Now on the other side, planning my own wedding, I have a new appreciation for the mixture of feelings that come with planning an event. Lee and I’s own do is super simple and easy (like super simple) now we are coming into the final stages- there is a whole lot of pressure that not only I am putting on myself, but other people in my life are too.
The pressure from myself is okay- I am a perfectionist so it was naturally going to come. But for those who have given me unwanted advice, opinions or probing- let me give you some must needed advice from a bride to be…

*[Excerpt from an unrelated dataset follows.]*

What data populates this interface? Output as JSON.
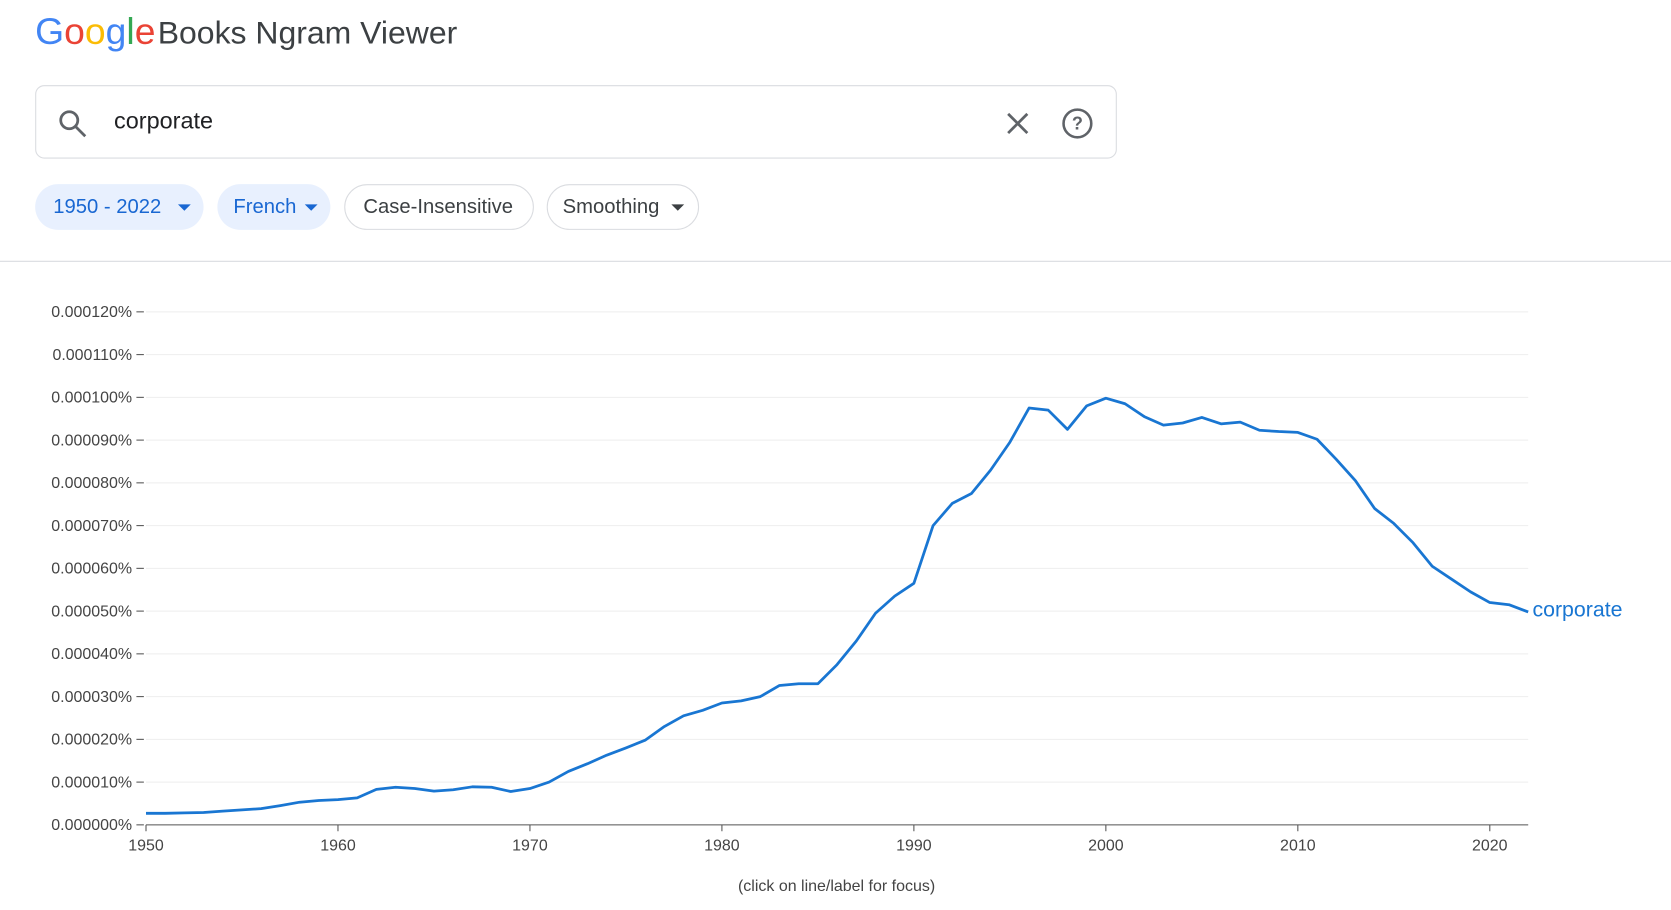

Firstly, you get one chance to ask a bride how wedding planning is going. If she does not give you details- do not probe for them. There is a reason; either she is trying to keep a few things a surprise or she is simply not in the talking mood because she has other things going on in her personal life. A very kind person at work was probing me for for details the other day with questions such as ‘how many days left?’, ‘Have you got everything sorted?’, ‘are you excited?’ or ‘you don’t seem excited because you are not talking about your wedding, are you okay?’ All I wanted to do was smack this person around the head. It didn’t help the situation that on that particular day I had handed over the last of my pennies paying for the wedding so was remembering the good old times when I have cash. This person meant well but as someone who was not a close companion or work friend, if a bride does not give you any more details, then do not push for more.
Secondly, the next person who comments on my eating habits is going to get a few more choice words. Society has settled into our brains that as brides we must look our best, be our most radiant. Is any of this pressure on the groom? I see no groomsmen pushing Lee to bulk up for the wedding. I may only be a few weeks out, but god damn it if I want carbs, I am eating carbs. The one thing that I can guarantee is that on my wedding day I will look good because I will be happy. Right now I am the most happy I have been about myself. If I want to loose weight or slim down more than I am right now- it will be for life not just for one day.
My final niggle to squash- stop telling me that this will be the most important day of my life, of our lives. I am hoping that the birth of my child will be more important that one day. Hell, when I have a good enough salary to buy the dream Chanel bag- that will be more important than this day. Again, society has impounded into our brains that girls should aspire to marriage. Marriage to me is important, it is making a lifelong commitment. But why do we not push these standards onto the guy? Again, I do not see anyone putting these comments to Lee, so I expect the same standards for me.
Out of this ramble, the only thing I can say is give a bride a break. If she is not divulging too much, she is either tired of having the same conversation over and over again with different people or she simply doesn’t want her every breath to be about the wedding. I have made a conscious effort for the past few months not to be all about my wedding- so much so that many people forgot I was getting married. It was a nice feeling, because quite frankly I am not a traditional bride and talking about different style of dresses or wedding cake are not my thing (though sampling cake is a different story…) Now because it is coming close to the big day, it just seems to be the only thing people ask me as if it is the only thing happening in my life.
So conclude, much like a pregnant woman or a mother, an engaged woman is more than just her current title. Look beyond it and ask me something else and please, just avoid the W word around me.